Ainsi, frères et sœurs, le Ressuscité souhaite nous transformer par le feu de son Esprit. Il veut nous purifier, nous éclairer, nous unir à lui. Cette transformation nécessite du temps, comme une bûche ne s’embrase pas entièrement d’un coup. Elle commence par fumer pour laisser l’humidité s’évaporer, puis elle s’embrase.

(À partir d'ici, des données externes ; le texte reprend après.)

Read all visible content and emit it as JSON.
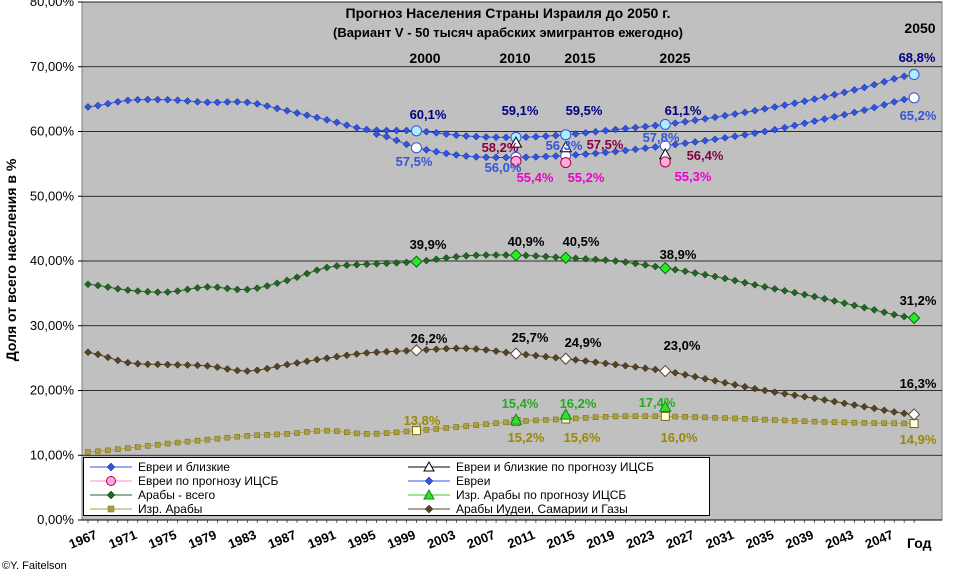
{
  "chart_data": {
    "type": "line",
    "title": "Прогноз Населения Страны Израиля до 2050 г.",
    "subtitle": "(Вариант V - 50 тысяч арабских эмигрантов ежегодно)",
    "ylabel": "Доля от всего населения в %",
    "xlabel": "Год",
    "ylim": [
      0,
      80
    ],
    "xlim": [
      1967,
      2052
    ],
    "yticks": [
      "0,00%",
      "10,00%",
      "20,00%",
      "30,00%",
      "40,00%",
      "50,00%",
      "60,00%",
      "70,00%",
      "80,00%"
    ],
    "xticks": [
      "1967",
      "1971",
      "1975",
      "1979",
      "1983",
      "1987",
      "1991",
      "1995",
      "1999",
      "2003",
      "2007",
      "2011",
      "2015",
      "2019",
      "2023",
      "2027",
      "2031",
      "2035",
      "2039",
      "2043",
      "2047"
    ],
    "year_markers": [
      "2000",
      "2010",
      "2015",
      "2025",
      "2050"
    ],
    "series": [
      {
        "name": "Евреи и близкие",
        "color": "#3355dd",
        "x": [
          1967,
          1971,
          1975,
          1979,
          1983,
          1987,
          1991,
          1995,
          2000,
          2005,
          2010,
          2015,
          2020,
          2025,
          2030,
          2035,
          2040,
          2045,
          2050
        ],
        "values": [
          63.8,
          64.8,
          64.9,
          64.5,
          64.5,
          63.2,
          61.8,
          60.3,
          60.1,
          59.3,
          59.1,
          59.5,
          60.3,
          61.1,
          62.2,
          63.5,
          65.0,
          66.8,
          68.8
        ]
      },
      {
        "name": "Евреи",
        "color": "#3355dd",
        "x": [
          1996,
          2000,
          2005,
          2010,
          2015,
          2020,
          2025,
          2030,
          2035,
          2040,
          2045,
          2050
        ],
        "values": [
          59.6,
          57.5,
          56.2,
          56.0,
          56.3,
          56.9,
          57.8,
          58.8,
          60.0,
          61.6,
          63.3,
          65.2
        ]
      },
      {
        "name": "Арабы - всего",
        "color": "#226622",
        "x": [
          1967,
          1971,
          1975,
          1979,
          1983,
          1987,
          1991,
          1995,
          2000,
          2005,
          2010,
          2015,
          2020,
          2025,
          2030,
          2035,
          2040,
          2045,
          2050
        ],
        "values": [
          36.4,
          35.5,
          35.2,
          36.0,
          35.6,
          37.0,
          39.0,
          39.5,
          39.9,
          40.8,
          40.9,
          40.5,
          40.0,
          38.9,
          37.6,
          36.0,
          34.5,
          32.8,
          31.2
        ]
      },
      {
        "name": "Изр. Арабы",
        "color": "#aaa040",
        "x": [
          1967,
          1971,
          1975,
          1979,
          1983,
          1987,
          1991,
          1995,
          2000,
          2005,
          2010,
          2015,
          2020,
          2025,
          2030,
          2035,
          2040,
          2045,
          2050
        ],
        "values": [
          10.5,
          11.1,
          11.8,
          12.4,
          13.0,
          13.3,
          13.8,
          13.3,
          13.8,
          14.5,
          15.2,
          15.6,
          16.0,
          16.0,
          15.8,
          15.5,
          15.2,
          15.0,
          14.9
        ]
      },
      {
        "name": "Арабы Иудеи, Самарии и Газы",
        "color": "#554422",
        "x": [
          1967,
          1971,
          1975,
          1979,
          1983,
          1987,
          1991,
          1995,
          2000,
          2005,
          2010,
          2015,
          2020,
          2025,
          2030,
          2035,
          2040,
          2045,
          2050
        ],
        "values": [
          25.9,
          24.3,
          24.0,
          23.8,
          23.0,
          24.0,
          25.0,
          25.8,
          26.2,
          26.5,
          25.7,
          24.9,
          24.0,
          23.0,
          21.5,
          20.0,
          18.8,
          17.5,
          16.3
        ]
      },
      {
        "name": "Евреи и близкие по прогнозу ИЦСБ",
        "color": "#000000",
        "x": [
          2010,
          2015,
          2025
        ],
        "values": [
          58.2,
          57.5,
          56.4
        ]
      },
      {
        "name": "Евреи по прогнозу ИЦСБ",
        "color": "#ff88cc",
        "x": [
          2010,
          2015,
          2025
        ],
        "values": [
          55.4,
          55.2,
          55.3
        ]
      },
      {
        "name": "Изр. Арабы по прогнозу ИЦСБ",
        "color": "#33cc33",
        "x": [
          2010,
          2015,
          2025
        ],
        "values": [
          15.4,
          16.2,
          17.4
        ]
      }
    ],
    "annotations": [
      {
        "text": "60,1%",
        "color": "#000080"
      },
      {
        "text": "59,1%",
        "color": "#000080"
      },
      {
        "text": "59,5%",
        "color": "#000080"
      },
      {
        "text": "61,1%",
        "color": "#000080"
      },
      {
        "text": "68,8%",
        "color": "#000080"
      },
      {
        "text": "57,5%",
        "color": "#3355dd"
      },
      {
        "text": "56,0%",
        "color": "#3355dd"
      },
      {
        "text": "56,3%",
        "color": "#3355dd"
      },
      {
        "text": "57,8%",
        "color": "#3355dd"
      },
      {
        "text": "65,2%",
        "color": "#3355dd"
      },
      {
        "text": "58,2%",
        "color": "#880044"
      },
      {
        "text": "57,5%",
        "color": "#880044"
      },
      {
        "text": "56,4%",
        "color": "#880044"
      },
      {
        "text": "55,4%",
        "color": "#ee00cc"
      },
      {
        "text": "55,2%",
        "color": "#ee00cc"
      },
      {
        "text": "55,3%",
        "color": "#ee00cc"
      },
      {
        "text": "39,9%",
        "color": "#000000"
      },
      {
        "text": "40,9%",
        "color": "#000000"
      },
      {
        "text": "40,5%",
        "color": "#000000"
      },
      {
        "text": "38,9%",
        "color": "#000000"
      },
      {
        "text": "31,2%",
        "color": "#000000"
      },
      {
        "text": "26,2%",
        "color": "#000000"
      },
      {
        "text": "25,7%",
        "color": "#000000"
      },
      {
        "text": "24,9%",
        "color": "#000000"
      },
      {
        "text": "23,0%",
        "color": "#000000"
      },
      {
        "text": "16,3%",
        "color": "#000000"
      },
      {
        "text": "15,4%",
        "color": "#22aa22"
      },
      {
        "text": "16,2%",
        "color": "#22aa22"
      },
      {
        "text": "17,4%",
        "color": "#22aa22"
      },
      {
        "text": "13,8%",
        "color": "#998800"
      },
      {
        "text": "15,2%",
        "color": "#998800"
      },
      {
        "text": "15,6%",
        "color": "#998800"
      },
      {
        "text": "16,0%",
        "color": "#998800"
      },
      {
        "text": "14,9%",
        "color": "#998800"
      }
    ],
    "legend_position": "bottom-left",
    "grid": true
  },
  "credit": "©Y. Faitelson"
}
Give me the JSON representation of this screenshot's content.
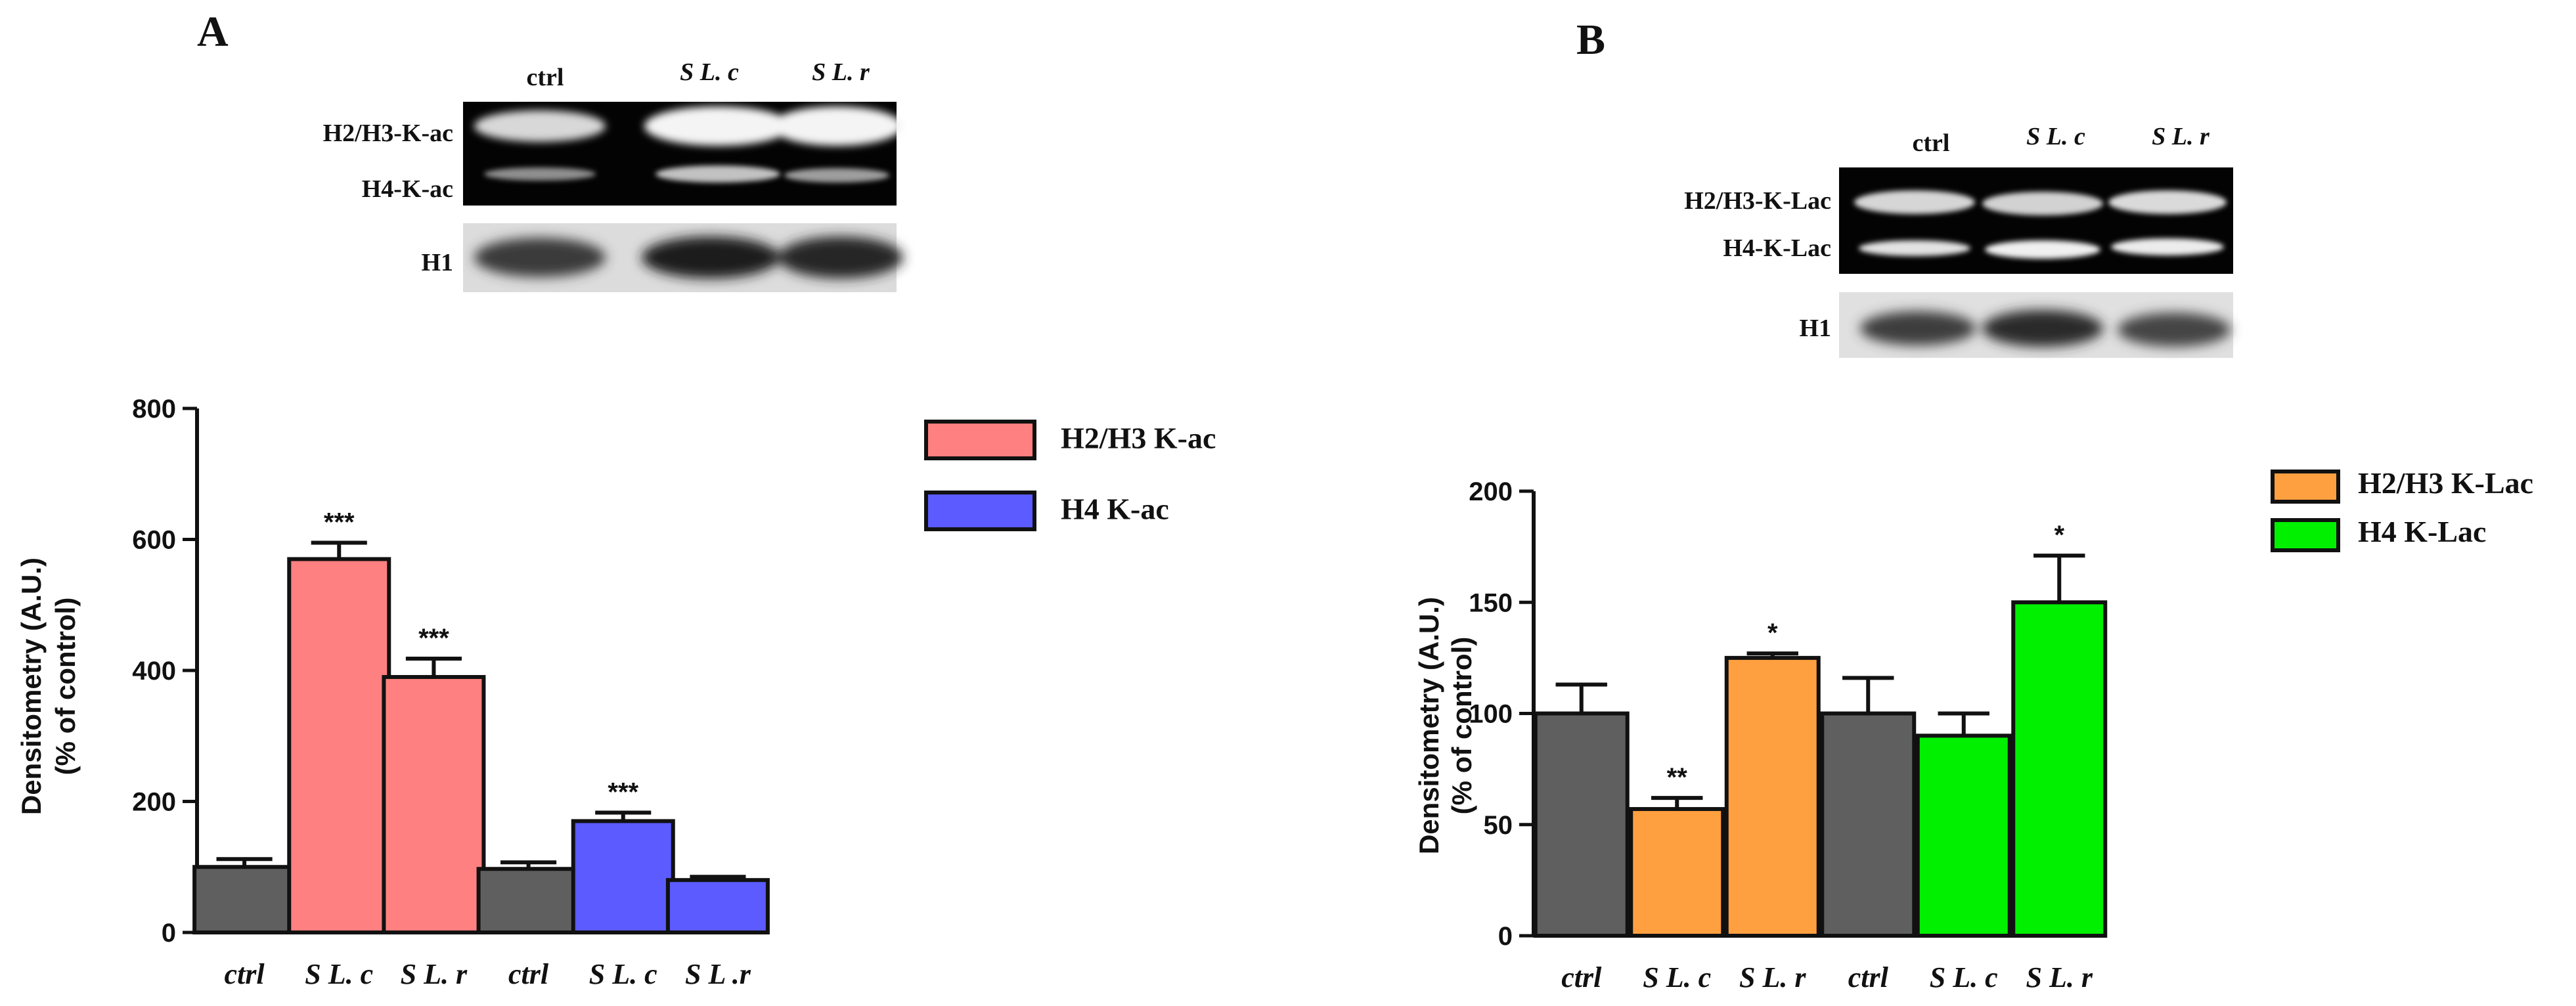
{
  "panels": [
    {
      "letter": "A",
      "blot": {
        "lanes": [
          "ctrl",
          "S L. c",
          "S L. r"
        ],
        "row_labels": [
          "H2/H3-K-ac",
          "H4-K-ac",
          "H1"
        ]
      },
      "chart_data": {
        "type": "bar",
        "ylabel_line1": "Densitometry (A.U.)",
        "ylabel_line2": "(% of control)",
        "ylim": [
          0,
          800
        ],
        "yticks": [
          0,
          200,
          400,
          600,
          800
        ],
        "categories": [
          "ctrl",
          "S L. c",
          "S L. r",
          "ctrl",
          "S L. c",
          "S L .r"
        ],
        "values": [
          100,
          570,
          390,
          97,
          170,
          80
        ],
        "errors": [
          12,
          25,
          28,
          10,
          13,
          5
        ],
        "significance": [
          "",
          "***",
          "***",
          "",
          "***",
          ""
        ],
        "bar_series": [
          0,
          1,
          1,
          0,
          2,
          2
        ],
        "series": [
          {
            "name": "H2/H3 K-ac",
            "color": "#ff8080"
          },
          {
            "name": "H4 K-ac",
            "color": "#5b5bff"
          }
        ],
        "neutral_color": "#5f5f5f",
        "legend_position": "top-right"
      }
    },
    {
      "letter": "B",
      "blot": {
        "lanes": [
          "ctrl",
          "S L. c",
          "S L. r"
        ],
        "row_labels": [
          "H2/H3-K-Lac",
          "H4-K-Lac",
          "H1"
        ]
      },
      "chart_data": {
        "type": "bar",
        "ylabel_line1": "Densitometry (A.U.)",
        "ylabel_line2": "(% of control)",
        "ylim": [
          0,
          200
        ],
        "yticks": [
          0,
          50,
          100,
          150,
          200
        ],
        "categories": [
          "ctrl",
          "S L. c",
          "S L. r",
          "ctrl",
          "S L. c",
          "S L. r"
        ],
        "values": [
          100,
          57,
          125,
          100,
          90,
          150
        ],
        "errors": [
          13,
          5,
          2,
          16,
          10,
          21
        ],
        "significance": [
          "",
          "**",
          "*",
          "",
          "",
          "*"
        ],
        "bar_series": [
          0,
          1,
          1,
          0,
          2,
          2
        ],
        "series": [
          {
            "name": "H2/H3 K-Lac",
            "color": "#ffa040"
          },
          {
            "name": "H4 K-Lac",
            "color": "#00f000"
          }
        ],
        "neutral_color": "#5f5f5f",
        "legend_position": "top-right"
      }
    }
  ]
}
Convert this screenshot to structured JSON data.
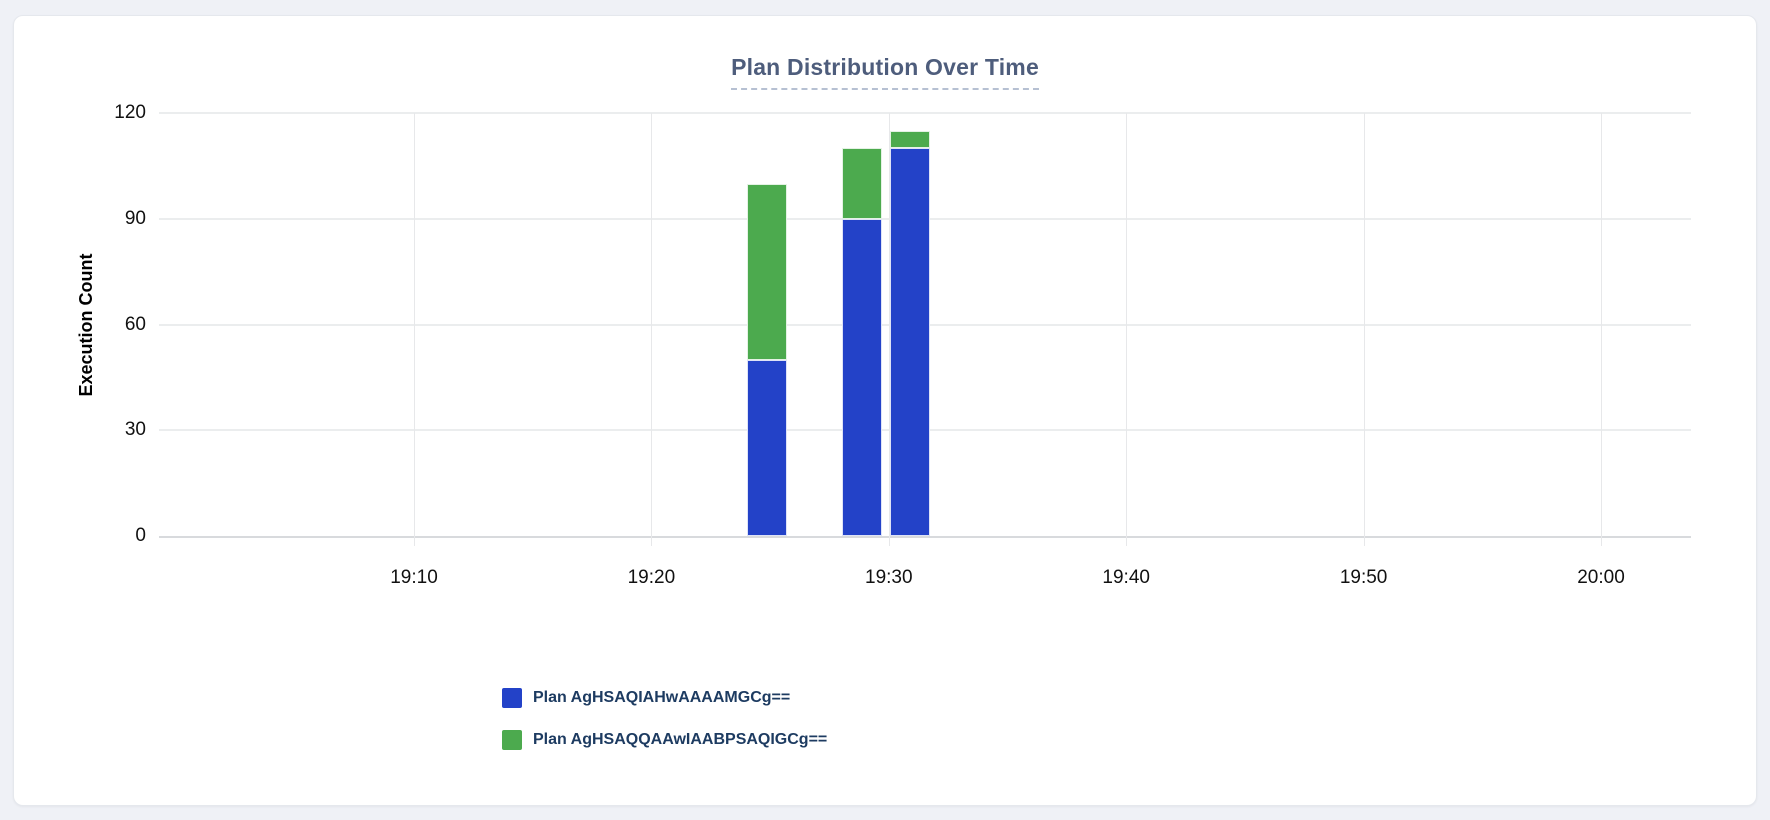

La lecture des textes de cette nuit a pris du temps, et elle en aurait pris davantage encore si nous avions pris les 7 passages de l’Ancien Testament proposés avant l’épître et l’évangile. Le Seigneur a pris du temps pour nous créer, Il ne l’a fait que le 6ème jour et ce n’est qu’à l’issue de ce jour qu’Il put dire de tout ce qu’il avait fait : « cela était très bon » (1° lect.) Après la chute d’Adam et Eve, Il a pris aussi du temps pour nous relever, en nous faisant participer à notre relèvement par le moyen de la Foi, qu’Abraham fut le premier à embrasser, d’une façon tellement forte qu’il était prêt à sacrifier son fils bien-aimé (2° lect.) Après la libération d’Egypte, il a fallu encore du temps, 40 ans, pour que le peuple soit prêt à entrer en terre promise. Il a fallu près de 100 ans pour bâtir Notre Dame, sans compter tous les travaux de rénovation et d’embellissement. Il en faudra sans doute moins pour la reconstruire, grâce aux techniques modernes, mais nous devrons être patients malgré tout… Désormais, après que le Seigneur nous a donné 40 jours pour nous convertir par la prière, le partage et les privations, Il nous en donne 50 pour nous laisser envahir de plus en plus profondément de la joie de sa résurrection. Paraphrasant une parole de Jésus à sainte Catherine de Sienne, saint Jean Paul II avait dit aux jeunes à plusieurs reprises : « Soyez ce que Dieu veut que vous soyez, et vous mettrez le feu au monde. » Chers frères et sœurs, chers nouveaux baptisés, soyons ce que nous devons être, et nous mettrons le feu dans nos cœurs, dans notre quartier, et dans le monde entier. AMEN.